All animals evolved from a single celled organism, created at least 3.7 billion years ago, but how we got to what we did was not by chance. Traits evolved randomly, but animals with weaker traits, like underwater animals without gills, or darker skinned people in areas with less sunlight naturally died off in a process called natural selection. The better your trait was, the more likely you were to survive. As traits kept evolving, animals kept splitting on the evolutionary tree and becoming their own species, like humans and monkeys 7 million years ago. Prey animals kept evolving to hide from predators and being able to get away, while predators evolved hunting, sharp teeth and eyes that could spot prey, as a sort of 4-billion-year long arms race that is still in progress to this day, and humans keep changing too. Evolution is an extremely long process, but humans are undeniably different from the humans that first evolved in Africa. We know humans evolved from Africa for multiple reasons, including ancient fossils of early humans, as well as allele concentration, or years of mutation is found most common in Africa compared to the rest of the world. However, humans didn't simply split from monkeys and immediately become the people you see today, there was a lot of trial and error. We know that humans evolved and interbred along with at least 8 other extinct types of humans, and their genes remain within the human population, as Europeans are about one percent homo neanderthal. One of the things that makes humans so special is the ability to intermix with the local populations around the world. As humans left Africa and settled in other areas, they intermixed with the local population. This is the reason why the idea of an evolutionary tree doesn't work for humans, as it is instead more like a trellis, with constant mixing and sharing of genes.
Part 4
Was evolution an accident?
No, evolution was definitely not an accident. This is a common misconception, and while it can seem true, it discounts the billions of years of methodical change that got us to where we are now. Like we discussed in the previous section, alleles appear randomly, and evolution makes sure that the creature that is the most able to survive will be able to pass down their genes.

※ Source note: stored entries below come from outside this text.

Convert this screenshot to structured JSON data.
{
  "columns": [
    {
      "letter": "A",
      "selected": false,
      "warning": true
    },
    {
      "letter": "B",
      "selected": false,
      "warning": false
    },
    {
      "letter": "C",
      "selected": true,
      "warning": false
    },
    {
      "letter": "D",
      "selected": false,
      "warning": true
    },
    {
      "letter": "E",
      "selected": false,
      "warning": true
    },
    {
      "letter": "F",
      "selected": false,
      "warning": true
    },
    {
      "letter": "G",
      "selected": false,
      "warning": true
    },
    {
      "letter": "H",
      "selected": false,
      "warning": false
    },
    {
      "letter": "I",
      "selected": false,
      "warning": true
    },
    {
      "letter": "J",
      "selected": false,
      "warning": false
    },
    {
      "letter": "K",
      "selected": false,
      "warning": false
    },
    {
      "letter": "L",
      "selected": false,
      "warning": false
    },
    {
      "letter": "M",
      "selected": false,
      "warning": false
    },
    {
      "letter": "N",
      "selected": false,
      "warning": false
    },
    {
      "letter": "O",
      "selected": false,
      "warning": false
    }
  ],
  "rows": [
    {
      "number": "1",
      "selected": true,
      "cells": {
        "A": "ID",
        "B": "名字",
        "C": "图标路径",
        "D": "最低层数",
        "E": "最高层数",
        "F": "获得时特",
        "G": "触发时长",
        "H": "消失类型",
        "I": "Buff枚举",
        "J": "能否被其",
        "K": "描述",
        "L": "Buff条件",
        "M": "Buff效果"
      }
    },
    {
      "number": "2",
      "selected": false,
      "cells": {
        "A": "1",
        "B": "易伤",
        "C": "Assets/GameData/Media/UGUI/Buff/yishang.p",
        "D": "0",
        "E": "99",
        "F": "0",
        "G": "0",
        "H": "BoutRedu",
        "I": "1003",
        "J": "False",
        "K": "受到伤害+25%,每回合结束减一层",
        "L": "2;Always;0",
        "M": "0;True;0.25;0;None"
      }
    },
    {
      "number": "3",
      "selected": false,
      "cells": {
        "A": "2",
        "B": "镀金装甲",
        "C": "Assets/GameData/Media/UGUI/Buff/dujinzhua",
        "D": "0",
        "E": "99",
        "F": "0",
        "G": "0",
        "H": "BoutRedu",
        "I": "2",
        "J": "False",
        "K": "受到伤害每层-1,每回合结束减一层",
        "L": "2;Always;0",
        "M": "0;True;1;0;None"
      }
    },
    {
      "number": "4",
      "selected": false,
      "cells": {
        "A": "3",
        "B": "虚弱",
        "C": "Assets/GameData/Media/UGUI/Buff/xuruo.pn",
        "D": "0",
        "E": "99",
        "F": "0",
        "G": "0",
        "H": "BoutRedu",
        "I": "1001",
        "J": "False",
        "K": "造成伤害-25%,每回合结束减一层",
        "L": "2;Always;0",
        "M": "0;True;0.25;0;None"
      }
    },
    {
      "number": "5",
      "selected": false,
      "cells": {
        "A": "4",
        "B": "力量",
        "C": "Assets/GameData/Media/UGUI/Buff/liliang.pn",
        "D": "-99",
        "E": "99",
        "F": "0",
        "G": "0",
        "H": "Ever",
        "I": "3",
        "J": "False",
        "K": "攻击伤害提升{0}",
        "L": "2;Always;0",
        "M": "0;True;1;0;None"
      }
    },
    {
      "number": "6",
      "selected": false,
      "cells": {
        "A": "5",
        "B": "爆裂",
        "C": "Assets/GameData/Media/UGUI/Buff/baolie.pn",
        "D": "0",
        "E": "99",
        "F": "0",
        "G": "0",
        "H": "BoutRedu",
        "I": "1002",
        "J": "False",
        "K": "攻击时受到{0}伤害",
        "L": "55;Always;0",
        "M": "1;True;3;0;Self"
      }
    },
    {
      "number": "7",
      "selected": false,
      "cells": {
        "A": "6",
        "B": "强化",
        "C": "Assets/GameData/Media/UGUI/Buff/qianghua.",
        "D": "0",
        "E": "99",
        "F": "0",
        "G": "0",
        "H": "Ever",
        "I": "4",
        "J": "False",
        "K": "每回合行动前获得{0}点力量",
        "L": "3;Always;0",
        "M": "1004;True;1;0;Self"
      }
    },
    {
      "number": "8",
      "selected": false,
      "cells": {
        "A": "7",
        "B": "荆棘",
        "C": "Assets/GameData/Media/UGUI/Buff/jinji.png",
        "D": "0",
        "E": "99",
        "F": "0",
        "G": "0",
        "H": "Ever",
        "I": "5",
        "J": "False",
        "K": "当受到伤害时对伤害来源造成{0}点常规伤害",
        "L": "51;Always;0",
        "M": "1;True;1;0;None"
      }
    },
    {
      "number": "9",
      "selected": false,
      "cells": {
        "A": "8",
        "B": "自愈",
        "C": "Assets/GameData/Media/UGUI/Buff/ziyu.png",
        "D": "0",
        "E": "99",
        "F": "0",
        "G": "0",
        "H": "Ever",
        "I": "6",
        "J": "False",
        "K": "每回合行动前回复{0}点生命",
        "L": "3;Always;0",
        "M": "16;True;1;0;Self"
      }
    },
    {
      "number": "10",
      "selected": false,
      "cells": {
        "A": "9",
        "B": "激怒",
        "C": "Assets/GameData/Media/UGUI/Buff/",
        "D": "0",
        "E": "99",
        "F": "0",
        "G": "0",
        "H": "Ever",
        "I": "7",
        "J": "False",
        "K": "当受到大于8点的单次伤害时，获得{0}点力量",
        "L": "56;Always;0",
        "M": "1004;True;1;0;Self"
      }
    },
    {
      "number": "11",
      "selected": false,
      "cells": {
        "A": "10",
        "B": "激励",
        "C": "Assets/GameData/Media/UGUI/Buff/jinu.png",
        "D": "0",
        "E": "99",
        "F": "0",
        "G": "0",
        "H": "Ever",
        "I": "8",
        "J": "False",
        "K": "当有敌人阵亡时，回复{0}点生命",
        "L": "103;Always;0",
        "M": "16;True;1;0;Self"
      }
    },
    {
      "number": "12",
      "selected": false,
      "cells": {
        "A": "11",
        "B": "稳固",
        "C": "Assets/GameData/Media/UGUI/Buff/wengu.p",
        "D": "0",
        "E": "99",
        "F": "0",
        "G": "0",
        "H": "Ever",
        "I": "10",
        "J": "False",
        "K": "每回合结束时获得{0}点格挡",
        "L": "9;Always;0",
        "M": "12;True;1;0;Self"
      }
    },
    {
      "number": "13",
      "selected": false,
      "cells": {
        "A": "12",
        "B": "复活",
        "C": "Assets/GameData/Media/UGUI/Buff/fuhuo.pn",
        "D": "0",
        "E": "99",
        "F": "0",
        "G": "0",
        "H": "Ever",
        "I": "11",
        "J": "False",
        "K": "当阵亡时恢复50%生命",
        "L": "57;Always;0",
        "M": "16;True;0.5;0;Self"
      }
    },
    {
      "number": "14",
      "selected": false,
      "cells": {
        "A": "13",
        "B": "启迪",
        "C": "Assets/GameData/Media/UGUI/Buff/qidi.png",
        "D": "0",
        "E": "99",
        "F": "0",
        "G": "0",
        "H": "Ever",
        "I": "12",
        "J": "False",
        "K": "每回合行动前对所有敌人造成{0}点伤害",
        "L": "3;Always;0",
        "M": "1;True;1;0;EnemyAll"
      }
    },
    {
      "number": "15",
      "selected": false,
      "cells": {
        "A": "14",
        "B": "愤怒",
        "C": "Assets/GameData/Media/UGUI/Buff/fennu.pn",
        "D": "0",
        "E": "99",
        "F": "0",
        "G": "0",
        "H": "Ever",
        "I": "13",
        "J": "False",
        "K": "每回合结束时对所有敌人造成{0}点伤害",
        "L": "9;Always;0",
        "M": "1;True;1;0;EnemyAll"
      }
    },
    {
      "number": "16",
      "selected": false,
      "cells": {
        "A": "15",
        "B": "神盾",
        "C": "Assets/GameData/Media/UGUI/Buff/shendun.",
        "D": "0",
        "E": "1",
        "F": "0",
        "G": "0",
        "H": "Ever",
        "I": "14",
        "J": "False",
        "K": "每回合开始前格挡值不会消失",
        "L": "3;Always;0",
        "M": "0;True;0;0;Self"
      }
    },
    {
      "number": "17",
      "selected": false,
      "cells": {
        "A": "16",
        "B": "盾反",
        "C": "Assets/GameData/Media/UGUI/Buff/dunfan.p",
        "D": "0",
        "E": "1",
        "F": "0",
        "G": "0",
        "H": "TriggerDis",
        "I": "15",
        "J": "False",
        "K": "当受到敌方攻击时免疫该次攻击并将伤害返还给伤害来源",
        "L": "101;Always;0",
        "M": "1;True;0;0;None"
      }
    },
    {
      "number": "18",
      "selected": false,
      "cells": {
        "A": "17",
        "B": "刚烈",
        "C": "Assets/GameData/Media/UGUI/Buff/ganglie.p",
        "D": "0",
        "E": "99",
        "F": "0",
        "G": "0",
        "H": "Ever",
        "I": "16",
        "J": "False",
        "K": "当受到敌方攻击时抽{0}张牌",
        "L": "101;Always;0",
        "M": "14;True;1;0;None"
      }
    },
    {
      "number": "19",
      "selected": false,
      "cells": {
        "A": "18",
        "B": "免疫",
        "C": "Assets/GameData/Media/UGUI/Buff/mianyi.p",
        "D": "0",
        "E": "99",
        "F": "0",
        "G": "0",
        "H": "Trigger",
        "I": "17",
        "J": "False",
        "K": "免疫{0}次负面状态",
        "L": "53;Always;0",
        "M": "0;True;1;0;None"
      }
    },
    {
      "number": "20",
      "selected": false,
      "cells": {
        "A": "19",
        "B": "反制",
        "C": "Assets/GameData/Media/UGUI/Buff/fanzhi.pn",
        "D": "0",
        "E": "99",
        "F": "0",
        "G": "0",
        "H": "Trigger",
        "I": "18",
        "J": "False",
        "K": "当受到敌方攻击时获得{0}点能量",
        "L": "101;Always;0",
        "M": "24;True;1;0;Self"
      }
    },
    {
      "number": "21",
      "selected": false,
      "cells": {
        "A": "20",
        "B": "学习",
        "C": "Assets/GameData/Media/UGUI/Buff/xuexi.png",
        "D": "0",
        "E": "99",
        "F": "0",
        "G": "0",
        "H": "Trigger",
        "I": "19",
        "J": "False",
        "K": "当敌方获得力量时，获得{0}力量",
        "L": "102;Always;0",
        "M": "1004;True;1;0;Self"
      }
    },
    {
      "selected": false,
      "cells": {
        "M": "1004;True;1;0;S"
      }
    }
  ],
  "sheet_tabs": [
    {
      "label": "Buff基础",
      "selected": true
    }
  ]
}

For example, let's imagine that aliens came down to earth today, and forced every human on earth to play and win a game of basketball to survive for hundreds of years. Humans already have some very tall people, and because height is an advantage in basketball, the tallest humans would be the most likely to survive and reproduce. After a while, the entire human population would gradually get taller and more suited to play basketball. This is an absurd example, but it has similarities with very real instances of evolution, like Darwin's finches. In the Galapagos islands, finches migrated to each island, which each had very different conditions. Some islands had soft seeds and fruit, so there was no preference for Alx1 beak types, leading to no change in the population. On other islands, there were only hard seeds that big beaked birds could crack, leading to all the small beaked birds to die off, leaving only big beaked birds. Plants and animals grow to survive their environments in the most efficient way possible, by growing out allele branches, and seeing which ones survive as a constantly expanding tree.